Steve Snyder presents a framework for developing students' abilities to formulate questions in order to promote thinking skills and generate deeper discussions.

6. "The New Cheating Economy"
A look at the modern underground economy of cheating that offers not just a customized paper or one-off assignment, but often the entire online class.

7. "Jedi Mind Tricks in the Classroom"
Gathered from the Chronicle of Higher Education's discussion forums, professors share their best tips and tricks for going about motivating students in a different way.

8. "A Fresh Take on Successful Group Work"
Translating the approach that successful teams in the private sector.

9. "Enhancing Learning through Zest, Grit, and Sweat"
Lolita Paff identified three overlooked aspects of teaching that need to be promoted; (1) encouraging student intellectual curiosity, interest, and enthusiasm (zest), (2) an understanding that true long-lasting learning takes effort, hard and smart work (sweat), and (3) an academic growth mindset, perseverance and persistence (grit). Author gives tips on how to implement each of these three aspects in class.

10. "Preventing Cell Phone Use in the Classroom"
Rodney C. Roberts offers the reader a quick tip on how to stop students from using their phones during classes and exams.

The 5 Best Education-Related TED Talks of 2016

1. "This Virtual Lab Will Revolutionize Science Class" (11:26)
TED Description: Virtual reality is no longer part of some distant future, and it's not just for gaming and entertainment anymore. Michael Bodekaer wants to use it to make quality education more accessible. In this refreshing talk, he demos an idea that could revolutionize the way we teach science in schools.

2. "How Frustration Can Make Us More Creative" (15:32)
TED Description: Challenges and problems can derail your creative process ... or they can make you more creative than ever. In the surprising story behind the best-selling solo piano album of all time, Tim Harford may just convince you of the advantages of having to work with a little mess.
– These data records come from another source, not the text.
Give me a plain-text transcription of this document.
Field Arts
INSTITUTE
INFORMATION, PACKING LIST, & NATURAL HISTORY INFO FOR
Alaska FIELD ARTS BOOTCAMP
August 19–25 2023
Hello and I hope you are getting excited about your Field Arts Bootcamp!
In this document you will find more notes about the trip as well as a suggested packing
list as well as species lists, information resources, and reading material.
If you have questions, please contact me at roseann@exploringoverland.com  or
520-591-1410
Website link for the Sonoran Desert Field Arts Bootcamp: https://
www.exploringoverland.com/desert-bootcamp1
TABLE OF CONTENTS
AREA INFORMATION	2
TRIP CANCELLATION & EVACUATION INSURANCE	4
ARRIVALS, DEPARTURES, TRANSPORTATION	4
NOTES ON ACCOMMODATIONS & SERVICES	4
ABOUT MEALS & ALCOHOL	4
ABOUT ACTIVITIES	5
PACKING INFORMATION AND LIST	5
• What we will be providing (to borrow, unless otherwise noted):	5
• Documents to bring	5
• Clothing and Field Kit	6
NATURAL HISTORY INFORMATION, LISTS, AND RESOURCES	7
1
3. "Let's Teach for Mastery – Not Test Scores" (10:49)
TED Description: Would you choose to build a house on top of an unfinished foundation? Of course not. Why, then, do we rush students through education when they haven't always grasped the basics? Yes, it's complicated, but educator Sal Khan shares his plan to turn struggling students into scholars by helping them master concepts at their own pace.

4. "Inside the Mind of a Master Procrastinator" (14:03)
TED Description: Tim Urban knows that procrastination doesn't make sense, but he's never been able to shake his habit of waiting until the last minute to get things done. In this hilarious and insightful talk, Urban takes us on a journey through YouTube binges, Wikipedia rabbit holes and bouts of staring out the window — and encourages us to think harder about what we're really procrastinating on, before we run out of time.

5. "Why You Think You're Right – Even if You're Wrong" (11:37)
TED Description: Perspective is everything, especially when it comes to examining your beliefs. Are you a soldier, prone to defending your viewpoint at all costs — or a scout, spurred by curiosity? Julia Galef examines the motivations behind these two mindsets and how they shape the way we interpret information, interweaved with a compelling history lesson from 19th-century France. When your steadfast opinions are tested, Galef asks: "What do you most yearn for? Do you yearn to defend your own beliefs or do you yearn to see the world as clearly as you possibly can?"